Fair value is more than 100-1, but hey, you might get some entertainment value out of a small wager on him.
With his victory in the 2010 British Open (by a cruise-control seven shots) Louis Oosthuizen became the first player since Tony Lema in 1974 to win his first major at St.Andrews.
That's the good news. The bad news is Oosthuizen has an "ofer" at Augusta, failing to have made a cut in three attempts.
But, back to good news, Oosthuizen shot a 14-under 274 at last weekend's Shell Houston Open, good for third-place.
His performances in the majors have been erratic to date. As an example, Oosthuizen missed the cut in all three of the other majors in 2010.
But he's certainly capable. For a couple of bucks at 66-1, he may give you an exciting ride this weekend.
Named the PGA Tour Player of the Year in 2011, Donald currently sits atop the Official World Golf rankings as the No.1 player in the world. Luke also gained his second career top-five Masters finish last year.
That said, Poulter's record in the majors has been spotty. Since 2007 he has four top-10 finishes, but he has also failed to make the cut in seven of 18 major tournaments.
His Masters' efforts are of a similar ilk. Besides last year's fourth-place finish, his three most recent trips to Augusta have resulted in two missed cuts and a 38th place finish.
His current world ranking is clearly reflected in his very short 16-1 odds, and by now you know what I think of taking short odds in a golf tournament.
Geoff Ogilvy is off to a poor start (by his standards) this year. In truth, with the exception of last year's Masters' performance (T-4) that saw him string five birdies in a row on the back nine on Sunday, the magic has been missing these past few years.
But winners of majors have an odd way of popping up in, well, majors.
Ogilvy's victory in the U.S. Open at Winged Foot in 2006 may seem a long way off, but he's been worse than 26th only once in seven visits to Augusta. Last year's strong close may get the engines revving for this year's edition.
80-1 is by no means stealing, but Ogilvy wouldn't be a complete surprise.
Just as it's common to see winners of majors show strongly on those four weekends every year, it's even more common to see past Masters' winners play well. The obvious reason is, of course, the Masters is the only major played on the same course every year.
In the five years prior to his winning in 2008, Trevor Immelman had missed two cuts, finished 55th and 56th, and had one top-five finish. Since his victory at Augusta, he's never missed the top-20.
Immelman has been up and down so far this year, but it shouldn't surprise anyone if he's up this week.

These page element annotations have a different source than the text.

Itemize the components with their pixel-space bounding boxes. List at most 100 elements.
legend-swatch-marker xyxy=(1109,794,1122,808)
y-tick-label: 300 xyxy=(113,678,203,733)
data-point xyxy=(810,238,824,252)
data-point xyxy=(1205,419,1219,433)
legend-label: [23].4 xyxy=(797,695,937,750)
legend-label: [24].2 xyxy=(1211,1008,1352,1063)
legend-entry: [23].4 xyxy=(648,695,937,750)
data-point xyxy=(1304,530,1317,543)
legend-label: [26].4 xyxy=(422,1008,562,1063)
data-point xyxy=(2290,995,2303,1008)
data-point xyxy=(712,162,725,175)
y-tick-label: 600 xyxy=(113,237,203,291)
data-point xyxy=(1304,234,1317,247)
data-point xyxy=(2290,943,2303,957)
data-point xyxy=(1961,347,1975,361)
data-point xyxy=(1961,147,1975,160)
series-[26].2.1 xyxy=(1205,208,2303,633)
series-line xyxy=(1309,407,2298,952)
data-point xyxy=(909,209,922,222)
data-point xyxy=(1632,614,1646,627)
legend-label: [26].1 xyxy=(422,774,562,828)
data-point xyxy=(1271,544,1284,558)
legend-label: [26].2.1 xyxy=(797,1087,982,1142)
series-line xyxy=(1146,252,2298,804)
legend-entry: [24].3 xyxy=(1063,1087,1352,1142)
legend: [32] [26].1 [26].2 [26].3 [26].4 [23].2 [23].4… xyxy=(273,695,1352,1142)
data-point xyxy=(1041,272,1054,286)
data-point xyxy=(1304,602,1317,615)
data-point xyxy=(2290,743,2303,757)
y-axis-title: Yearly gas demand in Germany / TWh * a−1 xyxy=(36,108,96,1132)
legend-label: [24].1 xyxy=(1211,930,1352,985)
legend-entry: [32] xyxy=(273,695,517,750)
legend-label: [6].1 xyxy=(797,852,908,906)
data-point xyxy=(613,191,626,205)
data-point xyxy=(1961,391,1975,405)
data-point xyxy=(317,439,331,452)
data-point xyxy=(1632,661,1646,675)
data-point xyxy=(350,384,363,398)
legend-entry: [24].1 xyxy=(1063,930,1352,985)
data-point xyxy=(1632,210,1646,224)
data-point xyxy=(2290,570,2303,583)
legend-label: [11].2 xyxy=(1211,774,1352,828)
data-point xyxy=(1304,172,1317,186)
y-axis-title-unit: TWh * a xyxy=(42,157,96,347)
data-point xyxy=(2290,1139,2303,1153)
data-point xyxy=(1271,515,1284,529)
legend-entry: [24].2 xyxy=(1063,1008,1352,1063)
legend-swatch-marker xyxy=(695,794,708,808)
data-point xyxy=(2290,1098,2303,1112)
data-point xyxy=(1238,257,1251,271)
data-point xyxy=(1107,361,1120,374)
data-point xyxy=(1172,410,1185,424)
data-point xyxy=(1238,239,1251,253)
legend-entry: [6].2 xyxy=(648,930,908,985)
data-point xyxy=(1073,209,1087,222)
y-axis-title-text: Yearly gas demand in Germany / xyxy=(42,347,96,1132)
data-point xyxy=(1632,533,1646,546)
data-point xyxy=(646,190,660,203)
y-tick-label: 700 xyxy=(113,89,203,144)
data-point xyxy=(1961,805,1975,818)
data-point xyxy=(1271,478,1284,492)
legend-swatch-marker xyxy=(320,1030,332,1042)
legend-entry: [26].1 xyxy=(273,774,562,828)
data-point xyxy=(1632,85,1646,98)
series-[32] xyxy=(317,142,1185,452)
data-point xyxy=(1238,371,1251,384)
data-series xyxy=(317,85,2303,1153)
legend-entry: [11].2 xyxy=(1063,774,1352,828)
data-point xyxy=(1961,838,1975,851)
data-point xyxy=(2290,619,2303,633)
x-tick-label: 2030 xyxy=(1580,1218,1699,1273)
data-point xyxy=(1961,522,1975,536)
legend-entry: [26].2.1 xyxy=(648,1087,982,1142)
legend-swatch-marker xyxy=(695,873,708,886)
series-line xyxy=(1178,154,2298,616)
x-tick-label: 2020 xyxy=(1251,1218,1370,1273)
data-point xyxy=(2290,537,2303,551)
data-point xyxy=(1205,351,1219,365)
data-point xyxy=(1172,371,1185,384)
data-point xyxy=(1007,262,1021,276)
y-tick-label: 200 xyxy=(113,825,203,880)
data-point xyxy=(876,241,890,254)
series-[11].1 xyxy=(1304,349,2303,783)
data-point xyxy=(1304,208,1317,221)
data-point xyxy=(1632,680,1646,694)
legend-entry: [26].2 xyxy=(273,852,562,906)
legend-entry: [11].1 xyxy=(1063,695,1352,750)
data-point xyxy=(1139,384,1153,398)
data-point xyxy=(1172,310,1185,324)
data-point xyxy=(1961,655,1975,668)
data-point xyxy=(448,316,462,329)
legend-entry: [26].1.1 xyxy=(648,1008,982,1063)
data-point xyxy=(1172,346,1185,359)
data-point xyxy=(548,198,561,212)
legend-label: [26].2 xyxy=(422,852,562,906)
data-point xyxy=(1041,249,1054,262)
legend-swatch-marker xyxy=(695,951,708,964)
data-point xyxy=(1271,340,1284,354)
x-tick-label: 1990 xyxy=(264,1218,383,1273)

100-1 on a guy who won this four years ago and hasn't been worse than 20th since? I'll take a couple of bucks' worth of that action.
If Angel Cabrera had two more legs, on this particular weekend he would be known as "a horse for course."
The 2012 start to his season suggests that Angel may no longer be hard at work on golf, but Augusta has unquestionably brought out the finest aspects of his game.
And to be fair, his Masters' "pre-season" doesn't look terribly different than it did in 2009 when he defeated Kenny Perry and Chad Campbell in a play-off to become the first South American to win the Masters (fellow Argentinian, Roberto De Vicenzo, finished first in the 1968 Masters but was disqualified for signing an incorrect scorecard). Cabrera missed the cuts of the two tournaments just prior to the Masters.
Last year Angel missed the cut in three of the four tournaments leading up to the Masters only to see Augusta's magnificent magnolias seemingly inspire him, as he shot 279 (only three strokes over his 2009 winning score of 276) to finish seventh.
You may not want to take 90-1, but you don' want to bet against him, either.
The last invitee alphabetically, don't be surprised to see Y.E.Yang far from the bottom when it comes to the final leaderboard.
Winner of the 2009 PGA Championship (remember that winners of majors thing), Yang has demonstrated a fondness for Augusta the past two years, opening each Masters with a 67. He finished tied for eighth in 2010 and tied for 20th last year.
He is the first Asian-born player to capture a major championship.
150-1 doesn't seem awful as he attempts to duplicate that feat this weekend in Georgia.